FORT FRANCES, Ont. — A spokesperson for Unifor forestry members is calling on Resolute Forest Products to cancel the restrictions it's imposed on the use of the company's Fort Frances pulp and paper mill.
Unifor national representative Stephen Boon said "the games can end tomorrow" if Resolute removes the covenants attached to the recent transfer of the mill property to Riversedge Developments.
"All it would take is for Resolute to say 'we'll lift the restrictions, we'll allow a purchaser to come in and work a deal with Riversedge to operate that mill.' That's what we're hoping for, and Resolute could do that tomorrow," Boon said in an interview with Tbnewswatch.
One of the covenants prevents a purchaser from talking to the province about accessing the Crossroute Forest for wood supply.
Resolute has stated repeatedly it needs access to "cost-competitive" fibre for its other northwestern Ontario mills, but Boon insists there is more than enough wood across the region to feed Resolute operations and all other mills.
"Over the last 15 years we've had, minimum, permanent closures of 15 operations including some large-sized operations, so there's plenty of wood out there. To say that if Fort Frances were somehow to run, it would be a threat, I think that's a fallacy," he said.
Boon noted that in the legislature this spring, Natural Resources Minister John Yakabuski said Ontario wood consumption has dropped over 30 per cent in recent years.
Resolute has cautioned that any diversion of fibre from its existing sources will have a domino effect on its operations.

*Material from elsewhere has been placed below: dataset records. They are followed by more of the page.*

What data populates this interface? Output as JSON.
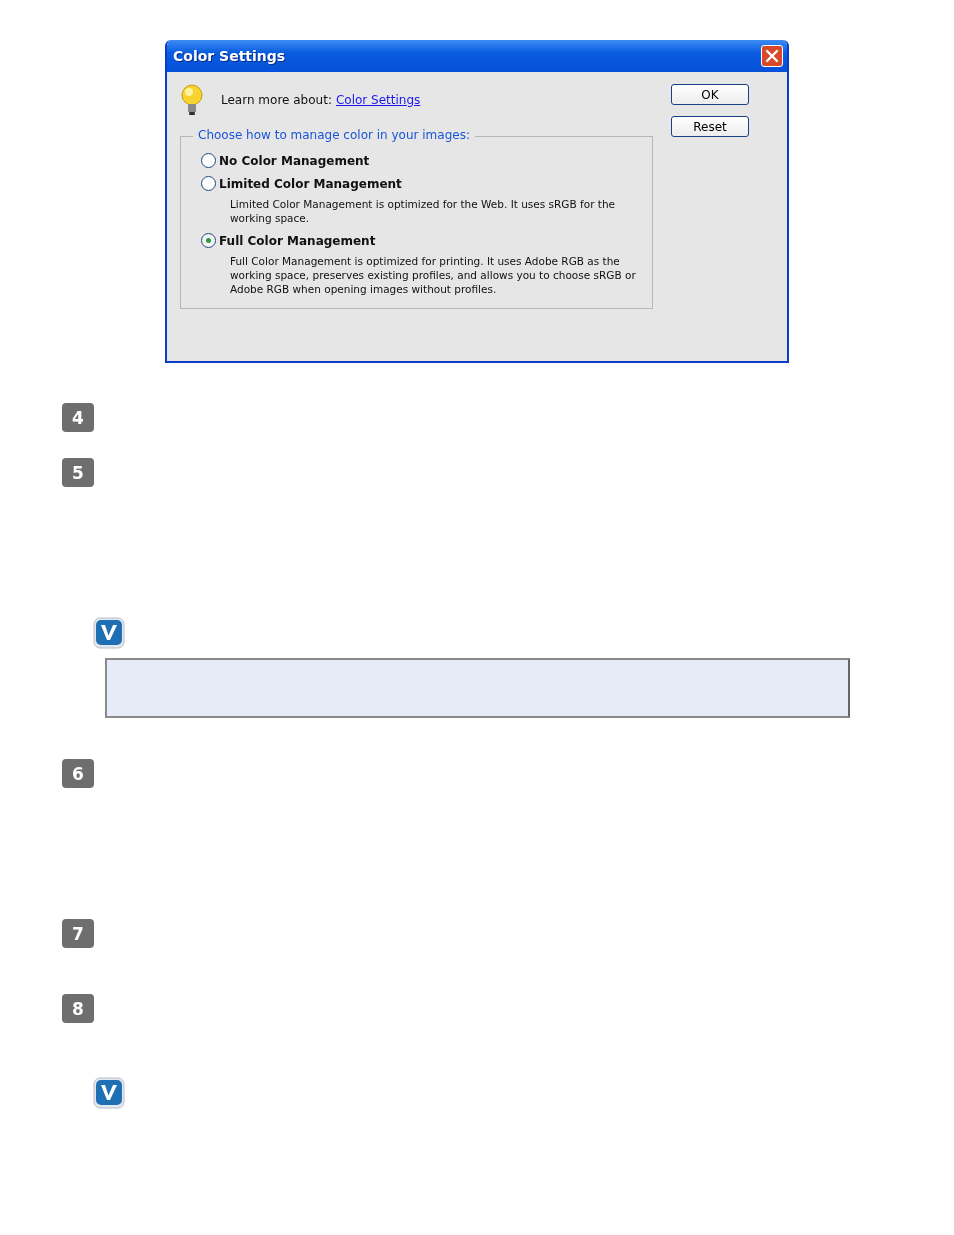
{
  "dialog": {
    "title": "Color Settings",
    "learn_more": {
      "label": "Learn more about:",
      "link": "Color Settings"
    },
    "group_label": "Choose how to manage color in your images:",
    "options": [
      {
        "label": "No Color Management",
        "selected": false
      },
      {
        "label": "Limited Color Management",
        "selected": false,
        "description": "Limited Color Management is optimized for the Web. It uses sRGB for the working space."
      },
      {
        "label": "Full Color Management",
        "selected": true,
        "description": "Full Color Management is optimized for printing. It uses Adobe RGB as the working space, preserves existing profiles, and allows you to choose sRGB or Adobe RGB when opening images without profiles."
      }
    ],
    "buttons": [
      "OK",
      "Reset"
    ]
  },
  "blocks": [
    {
      "kind": "step",
      "number": "4"
    },
    {
      "kind": "step",
      "number": "5"
    },
    {
      "kind": "boxnote"
    },
    {
      "kind": "step",
      "number": "6"
    },
    {
      "kind": "step",
      "number": "7"
    },
    {
      "kind": "step",
      "number": "8"
    },
    {
      "kind": "note"
    }
  ]
}
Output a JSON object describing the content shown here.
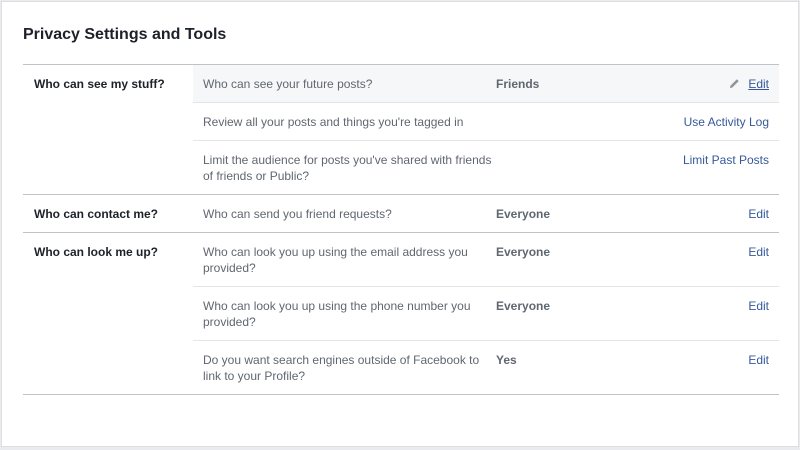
{
  "page": {
    "title": "Privacy Settings and Tools"
  },
  "sections": [
    {
      "label": "Who can see my stuff?",
      "rows": [
        {
          "question": "Who can see your future posts?",
          "value": "Friends",
          "action": "Edit",
          "icon": "pencil-icon"
        },
        {
          "question": "Review all your posts and things you're tagged in",
          "value": "",
          "action": "Use Activity Log"
        },
        {
          "question": "Limit the audience for posts you've shared with friends of friends or Public?",
          "value": "",
          "action": "Limit Past Posts"
        }
      ]
    },
    {
      "label": "Who can contact me?",
      "rows": [
        {
          "question": "Who can send you friend requests?",
          "value": "Everyone",
          "action": "Edit"
        }
      ]
    },
    {
      "label": "Who can look me up?",
      "rows": [
        {
          "question": "Who can look you up using the email address you provided?",
          "value": "Everyone",
          "action": "Edit"
        },
        {
          "question": "Who can look you up using the phone number you provided?",
          "value": "Everyone",
          "action": "Edit"
        },
        {
          "question": "Do you want search engines outside of Facebook to link to your Profile?",
          "value": "Yes",
          "action": "Edit"
        }
      ]
    }
  ],
  "colors": {
    "link": "#365899",
    "muted_text": "#606770",
    "heading_text": "#1d2129",
    "row_highlight": "#f6f7f9"
  }
}
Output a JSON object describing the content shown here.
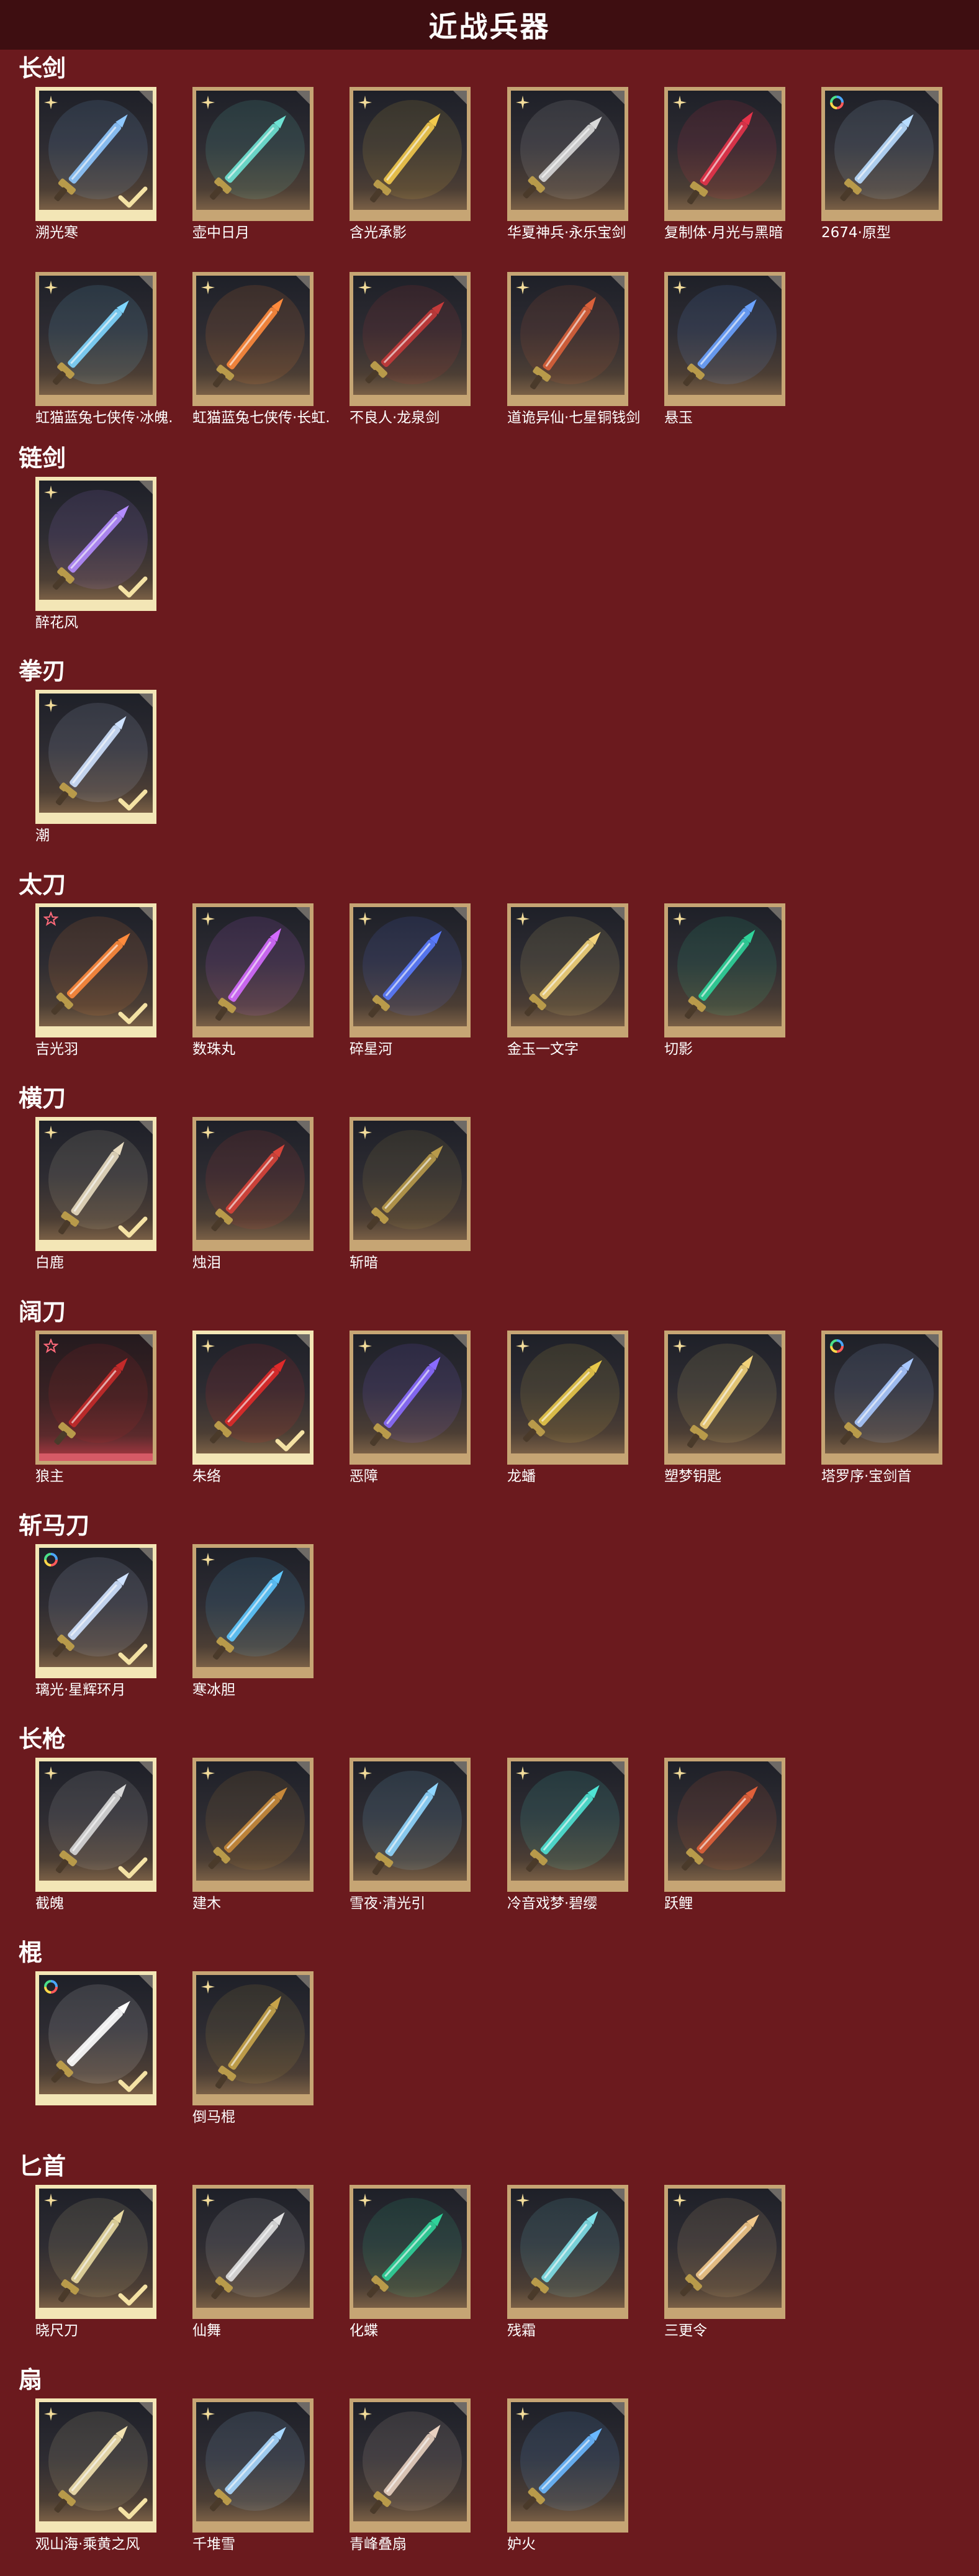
{
  "page": {
    "title": "近战兵器"
  },
  "colors": {
    "background": "#6b1a1e",
    "titlebar": "#3e0e11",
    "frame": "#c6a574",
    "frame_selected": "#f3e6b6"
  },
  "categories": [
    {
      "title": "长剑",
      "items": [
        {
          "name": "溯光寒",
          "rarity": "star-gold",
          "selected": true,
          "glow": "#8fc8ff",
          "hue": "ice"
        },
        {
          "name": "壶中日月",
          "rarity": "star-gold",
          "selected": false,
          "glow": "#6fe3d4",
          "hue": "teal"
        },
        {
          "name": "含光承影",
          "rarity": "star-gold",
          "selected": false,
          "glow": "#f2c94c",
          "hue": "gold"
        },
        {
          "name": "华夏神兵·永乐宝剑",
          "rarity": "star-gold",
          "selected": false,
          "glow": "#d8d8d8",
          "hue": "silver"
        },
        {
          "name": "复制体·月光与黑暗",
          "rarity": "star-gold",
          "selected": false,
          "glow": "#e5334a",
          "hue": "red"
        },
        {
          "name": "2674·原型",
          "rarity": "rainbow",
          "selected": false,
          "glow": "#b8dcff",
          "hue": "white"
        },
        {
          "name": "虹猫蓝兔七侠传·冰魄..",
          "rarity": "star-gold",
          "selected": false,
          "glow": "#7fd6ff",
          "hue": "ice"
        },
        {
          "name": "虹猫蓝兔七侠传·长虹..",
          "rarity": "star-gold",
          "selected": false,
          "glow": "#ff8a3c",
          "hue": "orange"
        },
        {
          "name": "不良人·龙泉剑",
          "rarity": "star-gold",
          "selected": false,
          "glow": "#c43a3a",
          "hue": "dark"
        },
        {
          "name": "道诡异仙·七星铜钱剑",
          "rarity": "star-gold",
          "selected": false,
          "glow": "#d9603a",
          "hue": "red"
        },
        {
          "name": "悬玉",
          "rarity": "star-gold",
          "selected": false,
          "glow": "#6aa2ff",
          "hue": "blue"
        }
      ]
    },
    {
      "title": "链剑",
      "items": [
        {
          "name": "醉花风",
          "rarity": "star-gold",
          "selected": true,
          "glow": "#b48cff",
          "hue": "purple"
        }
      ]
    },
    {
      "title": "拳刃",
      "items": [
        {
          "name": "潮",
          "rarity": "star-gold",
          "selected": true,
          "glow": "#cfe2ff",
          "hue": "white"
        }
      ]
    },
    {
      "title": "太刀",
      "items": [
        {
          "name": "吉光羽",
          "rarity": "star-red",
          "selected": true,
          "glow": "#ff8a3c",
          "hue": "orange"
        },
        {
          "name": "数珠丸",
          "rarity": "star-gold",
          "selected": false,
          "glow": "#d46bff",
          "hue": "purple"
        },
        {
          "name": "碎星河",
          "rarity": "star-gold",
          "selected": false,
          "glow": "#5a7bff",
          "hue": "blue"
        },
        {
          "name": "金玉一文字",
          "rarity": "star-gold",
          "selected": false,
          "glow": "#f2d27a",
          "hue": "gold"
        },
        {
          "name": "切影",
          "rarity": "star-gold",
          "selected": false,
          "glow": "#2fd39a",
          "hue": "teal"
        }
      ]
    },
    {
      "title": "横刀",
      "items": [
        {
          "name": "白鹿",
          "rarity": "star-gold",
          "selected": true,
          "glow": "#e8dcc0",
          "hue": "white"
        },
        {
          "name": "烛泪",
          "rarity": "star-gold",
          "selected": false,
          "glow": "#d8443a",
          "hue": "red"
        },
        {
          "name": "斩暗",
          "rarity": "star-gold",
          "selected": false,
          "glow": "#b89a4a",
          "hue": "gold"
        }
      ]
    },
    {
      "title": "阔刀",
      "items": [
        {
          "name": "狼主",
          "rarity": "star-red",
          "selected": false,
          "red": true,
          "glow": "#c42a2a",
          "hue": "red"
        },
        {
          "name": "朱络",
          "rarity": "star-gold",
          "selected": true,
          "glow": "#e02a2a",
          "hue": "red"
        },
        {
          "name": "恶障",
          "rarity": "star-gold",
          "selected": false,
          "glow": "#8a6bff",
          "hue": "purple"
        },
        {
          "name": "龙蟠",
          "rarity": "star-gold",
          "selected": false,
          "glow": "#e8c84a",
          "hue": "gold"
        },
        {
          "name": "塑梦钥匙",
          "rarity": "star-gold",
          "selected": false,
          "glow": "#f2d27a",
          "hue": "gold"
        },
        {
          "name": "塔罗序·宝剑首",
          "rarity": "rainbow",
          "selected": false,
          "glow": "#a8c8ff",
          "hue": "blue"
        }
      ]
    },
    {
      "title": "斩马刀",
      "items": [
        {
          "name": "璃光·星辉环月",
          "rarity": "rainbow",
          "selected": true,
          "glow": "#cfe2ff",
          "hue": "white"
        },
        {
          "name": "寒冰胆",
          "rarity": "star-gold",
          "selected": false,
          "glow": "#5ec8ff",
          "hue": "ice"
        }
      ]
    },
    {
      "title": "长枪",
      "items": [
        {
          "name": "截魄",
          "rarity": "star-gold",
          "selected": true,
          "glow": "#d8d8d8",
          "hue": "silver"
        },
        {
          "name": "建木",
          "rarity": "star-gold",
          "selected": false,
          "glow": "#c8893a",
          "hue": "orange"
        },
        {
          "name": "雪夜·清光引",
          "rarity": "star-gold",
          "selected": false,
          "glow": "#8fd6ff",
          "hue": "ice"
        },
        {
          "name": "冷音戏梦·碧缨",
          "rarity": "star-gold",
          "selected": false,
          "glow": "#4fe3d4",
          "hue": "teal"
        },
        {
          "name": "跃鲤",
          "rarity": "star-gold",
          "selected": false,
          "glow": "#e0603a",
          "hue": "orange"
        }
      ]
    },
    {
      "title": "棍",
      "items": [
        {
          "name": "",
          "rarity": "rainbow",
          "selected": true,
          "glow": "#ffffff",
          "hue": "white"
        },
        {
          "name": "倒马棍",
          "rarity": "star-gold",
          "selected": false,
          "glow": "#c8a44a",
          "hue": "gold"
        }
      ]
    },
    {
      "title": "匕首",
      "items": [
        {
          "name": "晓尺刀",
          "rarity": "star-gold",
          "selected": true,
          "glow": "#e8d9a0",
          "hue": "gold"
        },
        {
          "name": "仙舞",
          "rarity": "star-gold",
          "selected": false,
          "glow": "#e0e0e0",
          "hue": "silver"
        },
        {
          "name": "化蝶",
          "rarity": "star-gold",
          "selected": false,
          "glow": "#2fd39a",
          "hue": "teal"
        },
        {
          "name": "残霜",
          "rarity": "star-gold",
          "selected": false,
          "glow": "#7fe0e8",
          "hue": "ice"
        },
        {
          "name": "三更令",
          "rarity": "star-gold",
          "selected": false,
          "glow": "#f2c88a",
          "hue": "gold"
        }
      ]
    },
    {
      "title": "扇",
      "items": [
        {
          "name": "观山海·乘黄之风",
          "rarity": "star-gold",
          "selected": true,
          "glow": "#f2e2b0",
          "hue": "gold"
        },
        {
          "name": "千堆雪",
          "rarity": "star-gold",
          "selected": false,
          "glow": "#a8d8ff",
          "hue": "ice"
        },
        {
          "name": "青峰叠扇",
          "rarity": "star-gold",
          "selected": false,
          "glow": "#e8d0c0",
          "hue": "silver"
        },
        {
          "name": "妒火",
          "rarity": "star-gold",
          "selected": false,
          "glow": "#6ab8ff",
          "hue": "blue"
        }
      ]
    }
  ]
}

The Crossroute Forest supplies the company's operations in Thunder Bay, Atikokan and Ignace, but Boon said "it shouldn't be community against community because, with the amount of closures, there should be more than enough wood out there to run Fort Frances and not affect other operations."
He added that Unifor members working for Resolute in Thunder Bay understand that "the whole point of a crown forest act" is that each community is supposed to reap the benefits of having a forest that's sustainable and creates jobs.
Boon maintains the province has the tools to persuade the company to facilitate the reopening of the Fort Frances mill.
"Minister Rickford [Minister of Northern Development] has the ability. They carry all the weight. They run the licensing, they run forest allocations, they run road-building funding, they run a lot of stuff to encourage Resolute to do the right thing and lift those restrictions."
Boon said the government "can make life very uncomfortable" for the company if it chooses to.
He also wants to know the contents of a confidential 2017 agreement between MNRF and Resolute which led to the government waiving repayment of a $23 million grant which helped pay for an electricity-producing turbine at Fort Frances.
The government had served notice In 2014 that the money was to be returned if the mill stayed closed, but also offered to consider "an alternative remedy acceptable to the MNRF."
The negotiated resolution of the issue remains secret, with MNRF maintaining it can't be released because it includes financial and commercial information which Resolute provided in confidence.
"It's absolutely crucial" to know what commitments were made in the agreement, Boon said.
"Someone sat at the table and forgave a $20 million-plus loan. You don't forgive that for nothing...What was the expectation of Resolute?"
Boon said "We're sitting here, two years later, and Resolute is saying 'we have no intention of ever having that mill operate.' Is that the message portrayed when the loan was forgiven?"
The Unifor spokesperson also pointed a finger at Riversedge, calling its announced plan to establish a cannabis production facility on the mill property "half-baked."
"Re-purposing the economic engine" of Fort Frances that way should be a last resort rather than anyone's preferred option, Boon said.